La stratégie de Hollande est efficace, car elle consiste à recueillir la bienveillance des élites et notamment des journalistes. Il accélère ses passages médiatiques: émission télévisée avec des Français lambda en novembre dernier, vœux pour 2015, émission sur RTL le 5 janvier et 5ème conférence de presse récemment. On est loin désormais du Hollande-bashing, à supposer qu’il ait jamais existé. Les questions complaisantes remplacent les questions embarrassantes. Plus de questions sur Julie Gayet, pourtant rattrapée par l’actualité.
Lors de sa 4ème conférence de presse, seule une journaliste étrangère avait évoqué le sujet, que Hollande avait écarté en mettant en cause le «sens de l’éthique» de la journaliste (09/2014). Lors de la 5ème conférence de presse, un journaliste d’Europe 1 lui demande s’il trouve «digne» le ni-ni décidé par l’UMP dans le Doubs. Et le Président interrogé d’imputer à la candidate du FN une croyance à «l’inégalité des races», ce qui n’est pas exact puisque celle-ci avait parlé de «civilisations», comme l’a rappelé Judith Waintraub dans le Figaro.

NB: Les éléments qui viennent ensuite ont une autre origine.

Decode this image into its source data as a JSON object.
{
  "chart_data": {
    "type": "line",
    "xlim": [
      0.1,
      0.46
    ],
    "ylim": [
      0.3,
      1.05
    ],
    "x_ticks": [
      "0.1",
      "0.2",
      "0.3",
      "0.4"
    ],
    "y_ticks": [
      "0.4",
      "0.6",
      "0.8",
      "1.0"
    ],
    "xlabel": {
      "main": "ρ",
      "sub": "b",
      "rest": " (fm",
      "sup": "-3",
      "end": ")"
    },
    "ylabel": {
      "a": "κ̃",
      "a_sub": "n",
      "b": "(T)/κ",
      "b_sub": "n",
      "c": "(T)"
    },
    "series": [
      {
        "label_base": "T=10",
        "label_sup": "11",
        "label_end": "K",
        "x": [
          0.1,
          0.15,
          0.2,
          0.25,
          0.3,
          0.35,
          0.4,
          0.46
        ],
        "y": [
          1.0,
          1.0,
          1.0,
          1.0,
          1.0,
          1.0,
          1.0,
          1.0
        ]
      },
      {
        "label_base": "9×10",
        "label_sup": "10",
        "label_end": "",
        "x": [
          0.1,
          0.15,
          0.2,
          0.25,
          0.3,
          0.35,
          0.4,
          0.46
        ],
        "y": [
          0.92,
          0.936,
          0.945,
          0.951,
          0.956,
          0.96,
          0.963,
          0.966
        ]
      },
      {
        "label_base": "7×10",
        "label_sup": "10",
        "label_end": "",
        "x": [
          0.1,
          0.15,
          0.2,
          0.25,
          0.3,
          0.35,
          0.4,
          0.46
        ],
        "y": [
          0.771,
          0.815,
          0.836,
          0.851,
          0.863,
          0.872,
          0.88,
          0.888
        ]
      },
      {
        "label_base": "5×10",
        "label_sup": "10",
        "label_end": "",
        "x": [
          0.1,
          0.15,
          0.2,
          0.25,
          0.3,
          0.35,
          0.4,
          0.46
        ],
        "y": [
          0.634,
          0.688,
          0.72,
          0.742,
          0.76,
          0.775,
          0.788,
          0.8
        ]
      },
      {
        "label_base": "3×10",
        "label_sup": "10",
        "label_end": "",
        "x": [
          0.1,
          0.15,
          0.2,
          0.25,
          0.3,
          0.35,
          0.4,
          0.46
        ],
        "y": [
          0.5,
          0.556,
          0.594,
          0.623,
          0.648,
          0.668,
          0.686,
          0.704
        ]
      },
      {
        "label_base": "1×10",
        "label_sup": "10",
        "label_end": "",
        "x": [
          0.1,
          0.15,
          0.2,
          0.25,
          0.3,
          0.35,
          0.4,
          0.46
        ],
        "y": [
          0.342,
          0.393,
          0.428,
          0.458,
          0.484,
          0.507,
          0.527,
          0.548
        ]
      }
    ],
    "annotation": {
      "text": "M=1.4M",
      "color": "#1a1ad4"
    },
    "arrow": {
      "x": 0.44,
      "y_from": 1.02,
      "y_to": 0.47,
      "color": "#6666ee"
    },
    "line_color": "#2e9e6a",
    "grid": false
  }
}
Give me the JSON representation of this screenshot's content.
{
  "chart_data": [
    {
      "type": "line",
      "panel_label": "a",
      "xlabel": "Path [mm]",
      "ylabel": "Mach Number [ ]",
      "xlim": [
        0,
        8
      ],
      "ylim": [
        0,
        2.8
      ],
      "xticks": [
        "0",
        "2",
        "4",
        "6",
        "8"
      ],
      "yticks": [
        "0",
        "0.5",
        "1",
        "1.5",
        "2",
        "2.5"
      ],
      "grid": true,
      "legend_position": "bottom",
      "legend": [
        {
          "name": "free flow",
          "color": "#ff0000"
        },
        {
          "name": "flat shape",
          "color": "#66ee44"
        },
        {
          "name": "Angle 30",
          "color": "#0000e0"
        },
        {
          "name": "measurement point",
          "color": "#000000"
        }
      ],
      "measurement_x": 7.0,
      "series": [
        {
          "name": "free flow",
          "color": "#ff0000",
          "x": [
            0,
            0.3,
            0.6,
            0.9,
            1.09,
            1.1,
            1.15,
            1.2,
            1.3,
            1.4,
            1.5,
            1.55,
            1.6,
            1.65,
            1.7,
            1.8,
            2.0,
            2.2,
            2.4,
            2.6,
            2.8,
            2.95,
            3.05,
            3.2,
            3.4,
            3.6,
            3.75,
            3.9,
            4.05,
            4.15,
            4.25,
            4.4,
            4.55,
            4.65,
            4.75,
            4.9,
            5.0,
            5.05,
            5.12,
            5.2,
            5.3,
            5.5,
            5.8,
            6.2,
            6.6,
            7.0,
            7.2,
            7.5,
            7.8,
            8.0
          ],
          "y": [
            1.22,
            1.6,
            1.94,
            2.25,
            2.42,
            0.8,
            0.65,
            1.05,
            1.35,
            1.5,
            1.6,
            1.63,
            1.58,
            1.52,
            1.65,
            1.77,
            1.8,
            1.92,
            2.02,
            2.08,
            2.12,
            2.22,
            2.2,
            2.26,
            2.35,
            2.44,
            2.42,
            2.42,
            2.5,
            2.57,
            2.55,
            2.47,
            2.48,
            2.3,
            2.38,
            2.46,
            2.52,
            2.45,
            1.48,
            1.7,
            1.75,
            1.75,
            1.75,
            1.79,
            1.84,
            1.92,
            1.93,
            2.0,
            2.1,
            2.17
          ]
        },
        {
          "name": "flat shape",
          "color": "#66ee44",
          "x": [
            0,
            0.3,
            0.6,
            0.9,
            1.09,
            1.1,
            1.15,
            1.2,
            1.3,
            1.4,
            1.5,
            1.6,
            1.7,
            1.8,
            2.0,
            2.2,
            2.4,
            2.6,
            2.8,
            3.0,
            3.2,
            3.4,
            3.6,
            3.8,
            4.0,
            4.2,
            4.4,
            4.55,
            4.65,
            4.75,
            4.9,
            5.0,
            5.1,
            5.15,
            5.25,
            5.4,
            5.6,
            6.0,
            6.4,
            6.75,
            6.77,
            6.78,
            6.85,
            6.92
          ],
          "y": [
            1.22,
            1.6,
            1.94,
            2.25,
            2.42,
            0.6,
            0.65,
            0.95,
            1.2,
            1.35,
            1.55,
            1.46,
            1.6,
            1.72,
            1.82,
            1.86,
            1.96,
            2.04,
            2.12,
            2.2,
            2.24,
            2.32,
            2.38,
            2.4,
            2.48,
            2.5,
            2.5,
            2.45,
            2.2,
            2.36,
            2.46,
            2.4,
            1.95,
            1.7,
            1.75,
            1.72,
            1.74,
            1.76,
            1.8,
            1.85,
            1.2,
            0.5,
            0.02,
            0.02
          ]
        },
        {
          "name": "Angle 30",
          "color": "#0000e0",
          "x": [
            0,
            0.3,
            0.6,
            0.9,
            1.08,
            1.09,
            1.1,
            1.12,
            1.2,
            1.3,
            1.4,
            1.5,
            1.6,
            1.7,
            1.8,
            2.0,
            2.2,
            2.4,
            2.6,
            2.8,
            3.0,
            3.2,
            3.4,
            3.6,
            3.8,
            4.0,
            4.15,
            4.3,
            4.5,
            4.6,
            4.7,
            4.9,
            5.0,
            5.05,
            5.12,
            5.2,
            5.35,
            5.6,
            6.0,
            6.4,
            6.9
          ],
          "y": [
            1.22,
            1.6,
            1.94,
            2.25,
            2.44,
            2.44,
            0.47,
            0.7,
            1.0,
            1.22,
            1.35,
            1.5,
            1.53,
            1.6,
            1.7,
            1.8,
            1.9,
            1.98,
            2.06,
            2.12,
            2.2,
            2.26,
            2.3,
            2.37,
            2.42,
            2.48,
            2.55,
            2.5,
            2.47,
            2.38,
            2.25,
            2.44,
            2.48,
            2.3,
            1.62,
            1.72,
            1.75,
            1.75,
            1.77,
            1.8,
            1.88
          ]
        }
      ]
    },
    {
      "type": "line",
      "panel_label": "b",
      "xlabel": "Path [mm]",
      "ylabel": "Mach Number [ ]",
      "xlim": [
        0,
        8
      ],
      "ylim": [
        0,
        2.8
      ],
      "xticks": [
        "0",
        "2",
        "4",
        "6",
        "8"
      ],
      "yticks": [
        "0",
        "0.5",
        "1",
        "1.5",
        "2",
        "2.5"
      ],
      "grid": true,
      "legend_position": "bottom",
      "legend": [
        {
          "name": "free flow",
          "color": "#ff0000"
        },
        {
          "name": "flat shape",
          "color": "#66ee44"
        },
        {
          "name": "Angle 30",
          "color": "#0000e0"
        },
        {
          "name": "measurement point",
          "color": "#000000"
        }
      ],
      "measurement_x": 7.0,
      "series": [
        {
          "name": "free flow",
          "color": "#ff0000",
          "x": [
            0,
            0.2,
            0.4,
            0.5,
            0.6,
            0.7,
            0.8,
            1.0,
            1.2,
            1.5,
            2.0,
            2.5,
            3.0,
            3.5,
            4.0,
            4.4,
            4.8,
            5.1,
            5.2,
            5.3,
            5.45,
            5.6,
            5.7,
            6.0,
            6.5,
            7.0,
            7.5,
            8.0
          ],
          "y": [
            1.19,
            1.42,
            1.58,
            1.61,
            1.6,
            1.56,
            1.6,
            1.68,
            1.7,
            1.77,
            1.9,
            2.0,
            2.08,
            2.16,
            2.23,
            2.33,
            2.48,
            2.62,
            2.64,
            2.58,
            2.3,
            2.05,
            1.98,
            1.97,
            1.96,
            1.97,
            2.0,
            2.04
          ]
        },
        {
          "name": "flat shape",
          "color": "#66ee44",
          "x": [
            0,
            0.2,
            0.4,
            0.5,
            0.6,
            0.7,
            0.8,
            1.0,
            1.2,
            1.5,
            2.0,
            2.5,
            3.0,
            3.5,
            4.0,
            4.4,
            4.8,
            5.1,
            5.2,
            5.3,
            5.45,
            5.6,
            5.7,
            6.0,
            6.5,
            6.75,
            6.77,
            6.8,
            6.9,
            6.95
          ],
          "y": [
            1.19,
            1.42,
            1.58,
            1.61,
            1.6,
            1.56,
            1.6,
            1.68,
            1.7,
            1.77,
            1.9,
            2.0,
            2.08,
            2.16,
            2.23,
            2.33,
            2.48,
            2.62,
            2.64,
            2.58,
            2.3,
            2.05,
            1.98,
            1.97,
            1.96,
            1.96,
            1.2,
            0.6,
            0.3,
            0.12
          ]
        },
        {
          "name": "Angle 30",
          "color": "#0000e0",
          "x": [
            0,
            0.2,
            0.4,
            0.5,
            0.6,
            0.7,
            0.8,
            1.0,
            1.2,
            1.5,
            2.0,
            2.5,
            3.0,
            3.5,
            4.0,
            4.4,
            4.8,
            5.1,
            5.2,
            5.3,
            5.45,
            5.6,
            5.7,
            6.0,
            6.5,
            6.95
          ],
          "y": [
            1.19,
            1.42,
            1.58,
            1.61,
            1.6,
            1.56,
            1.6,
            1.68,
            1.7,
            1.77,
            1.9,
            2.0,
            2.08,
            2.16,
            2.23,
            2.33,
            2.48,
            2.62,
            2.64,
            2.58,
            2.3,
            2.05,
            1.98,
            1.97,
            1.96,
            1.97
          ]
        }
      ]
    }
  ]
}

C’est plutôt la tirade de Hollande, lors de ses vœux pour 2015, contre les «menaces qui montent» (au 1er rang desquelles le «populisme»), qui rappelle le discours de Pétain sur le «vent mauvais». Et un article hagiographique paru juste avant le 2ème tour du Doubs évoque le même climat: «Le chef de l’État essaie de prolonger cet esprit de concorde nationale il incarne vraiment tout son pays un président chef de guerre, de paix, et un père de la nation proche de son peuple».